Welcome back to in-person classes! We know everyone is eager to get back to learning in person, after nearly two years of hybrid/online classes, and we are just as eager too. However, we are also cautious about diving right back into in-person learning.
We are all extremely happy to be back to in-person classes. We have all noticed an improvement in the quality of our classes, and we enjoy the fruitful discussion that now happens in place of the awkward silence in breakout rooms when people’s cameras are off. Also, ITS has been amazing with troubleshooting technical problems this first week. ITS workers have been stopping into classrooms to ensure professors are not having any technical issues with recording lectures or working monitors. That doesn’t go unnoticed by us and we are happy to be getting back towards that normal.
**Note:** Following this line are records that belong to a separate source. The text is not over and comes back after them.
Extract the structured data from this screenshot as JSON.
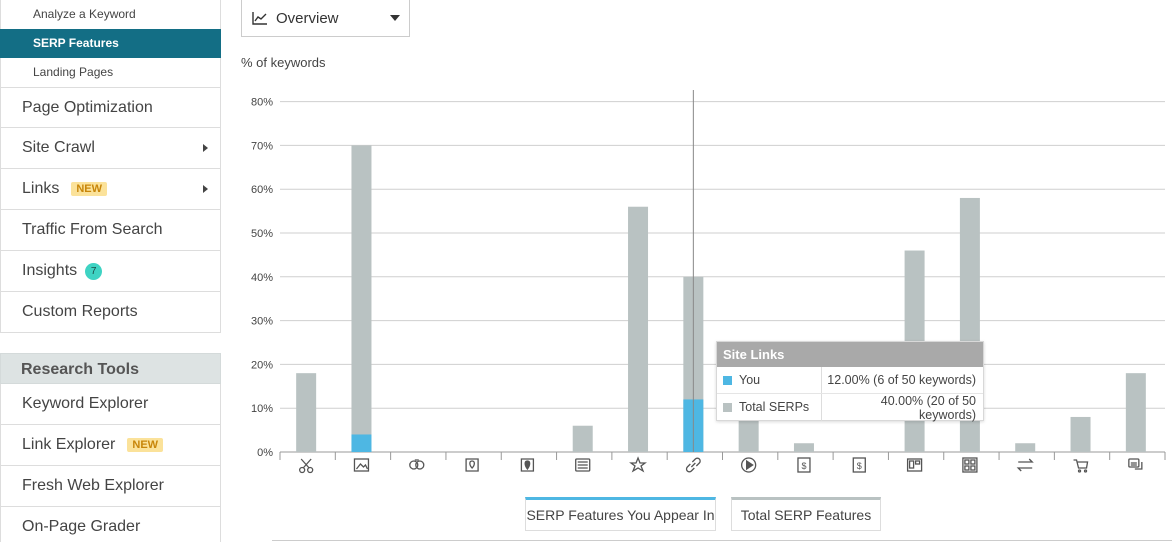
{
  "sidebar": {
    "sub_items": [
      {
        "label": "Analyze a Keyword",
        "active": false
      },
      {
        "label": "SERP Features",
        "active": true
      },
      {
        "label": "Landing Pages",
        "active": false
      }
    ],
    "nav_items": [
      {
        "label": "Page Optimization"
      },
      {
        "label": "Site Crawl"
      },
      {
        "label": "Links",
        "badge": "NEW"
      },
      {
        "label": "Traffic From Search"
      },
      {
        "label": "Insights",
        "count": "7"
      },
      {
        "label": "Custom Reports"
      }
    ],
    "research_heading": "Research Tools",
    "research_items": [
      {
        "label": "Keyword Explorer"
      },
      {
        "label": "Link Explorer",
        "badge": "NEW"
      },
      {
        "label": "Fresh Web Explorer"
      },
      {
        "label": "On-Page Grader"
      }
    ]
  },
  "view_select": {
    "value": "Overview",
    "icon": "line-chart-icon"
  },
  "chart_data": {
    "type": "bar",
    "stacked": true,
    "ylabel": "% of keywords",
    "ylim": [
      0,
      85
    ],
    "yticks": [
      "0%",
      "10%",
      "20%",
      "30%",
      "40%",
      "50%",
      "60%",
      "70%",
      "80%"
    ],
    "categories": [
      "scissors-icon",
      "image-icon",
      "people-icon",
      "map-pin-icon",
      "local-pack-icon",
      "news-icon",
      "star-icon",
      "link-icon",
      "video-icon",
      "ad-top-icon",
      "ad-bottom-icon",
      "knowledge-panel-icon",
      "grid-icon",
      "transfer-icon",
      "shopping-cart-icon",
      "comment-icon"
    ],
    "series": [
      {
        "name": "SERP Features You Appear In",
        "color": "#4eb7e3",
        "values": [
          0,
          4,
          0,
          0,
          0,
          0,
          0,
          12,
          0,
          0,
          0,
          0,
          0,
          0,
          0,
          0
        ]
      },
      {
        "name": "Total SERP Features",
        "color": "#b9c2c2",
        "values": [
          18,
          70,
          0,
          0,
          0,
          6,
          56,
          40,
          8,
          2,
          0,
          46,
          58,
          2,
          8,
          18
        ]
      }
    ],
    "gridlines": true,
    "legend_position": "bottom"
  },
  "tooltip": {
    "title": "Site Links",
    "rows": [
      {
        "name": "You",
        "value": "12.00% (6 of 50 keywords)",
        "color": "#4eb7e3"
      },
      {
        "name": "Total SERPs",
        "value": "40.00% (20 of 50 keywords)",
        "color": "#b9c2c2"
      }
    ]
  },
  "legend": [
    "SERP Features You Appear In",
    "Total SERP Features"
  ]
}
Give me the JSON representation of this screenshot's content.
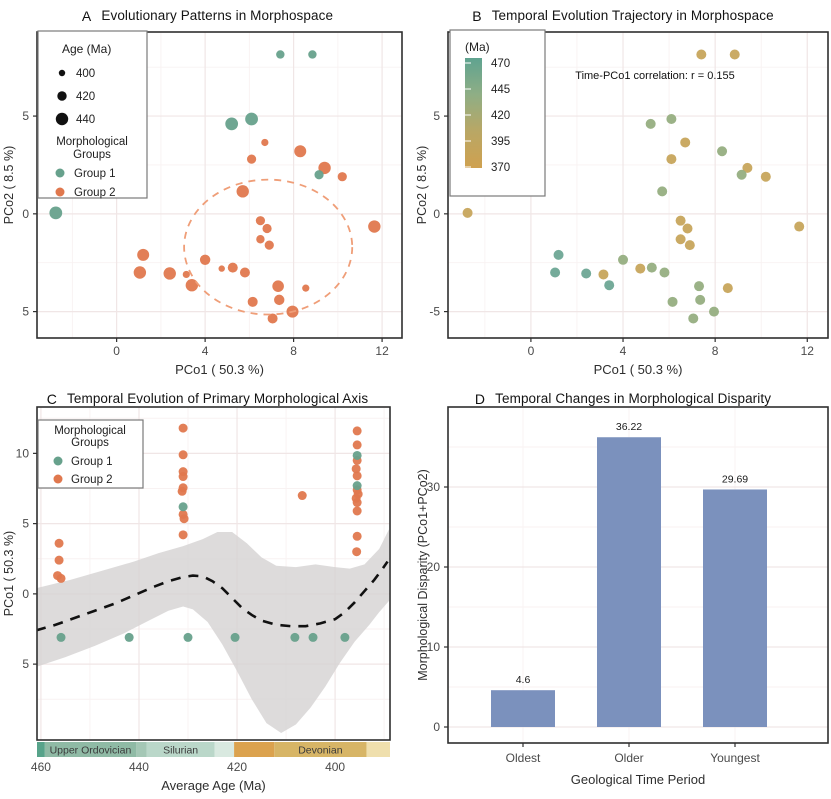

While it is lovely to see campus full again and be able to run into friends and professors almost like we are back to pre-COVID-19 times, we now find ourselves in the situation with the old issues that we used to have to worry about on-campus. Dining halls are as overcrowded as ever, classes are crammed, the block schedule is inconvenient; all of this is happening while students have to adjust their schedules back to accommodate non-virtual life. Some of our editors spent over thirty minutes in line just to get food and have had to adjust schedules to factor in commuting to campus.
The 10 minutes in between classes is not a sufficient amount of time. While Brandeis isn’t a large campus to navigate, a lot of professors do not actually end their classes on time, which means that we get out of class a few minutes late. This cuts down your commute time from 10 minutes to five. If you have class on the other side of campus, tough luck because you will not get there on time.
To make this better, our old problems are back all while COVID-19 issues still persist: we have experienced students not coming to classes in masks, which is just unacceptable and against university policy. Additionally, the dining halls and upper Usdan are crowded which is an inconvenience and just simply unsafe. Yet the students did not face any repercussions for not wearing a mask. Also, the fact that students are back to being crammed into tiny classrooms doesn’t help people feel comfortable. Classes with a capacity of 20 people are shoved into a tiny room where students sit shoulder to shoulder around one table.
We are happy to be getting back towards normal but at the same time we realize we are still in the thick of this pandemic, just coming out of the woods of the Omnicron variant which did impact our campus. It’s nice to be back to the in-person setting but it feels as though people have forgotten that the pandemic is still happening. The safety precautions in place last year to prevent the spread of COVID-19, have somehow vanished. No passports are being checked when entering classrooms, no one is cleaning surfaces of desks and social distancing is a thing of the past apparently.
We want to be back in person, but we have to consider whether what we want is the practical and safe options for maintaining the health and wellness of our community members.
We want to take a moment to also remind students to take care of themselves. While moving back to in-person your schedule is going to change. You may need to wake up earlier in order to eat breakfast and not just two Altoids. Getting up earlier means having to go to bed earlier, which is a nearly foreign concept after being accustomed to just rolling out of bed and onto a Zoom class. Also, make sure you have time to take a break in the middle of your day to have a snack or take a nap. A lot of students didn’t factor in meals or commuting when making their schedule because it wasn’t a concern when everything was online. We have been lucky in one regard with having online classes, it’s easy to do work up until you have to jump online, you don’t have to actually physically get yourself anywhere. But that’s not the way life is, it’s just hard to remember that the past 18 months are not, in fact, normal.
We are excited to be getting back to normal, but remember, we are still far away from being there.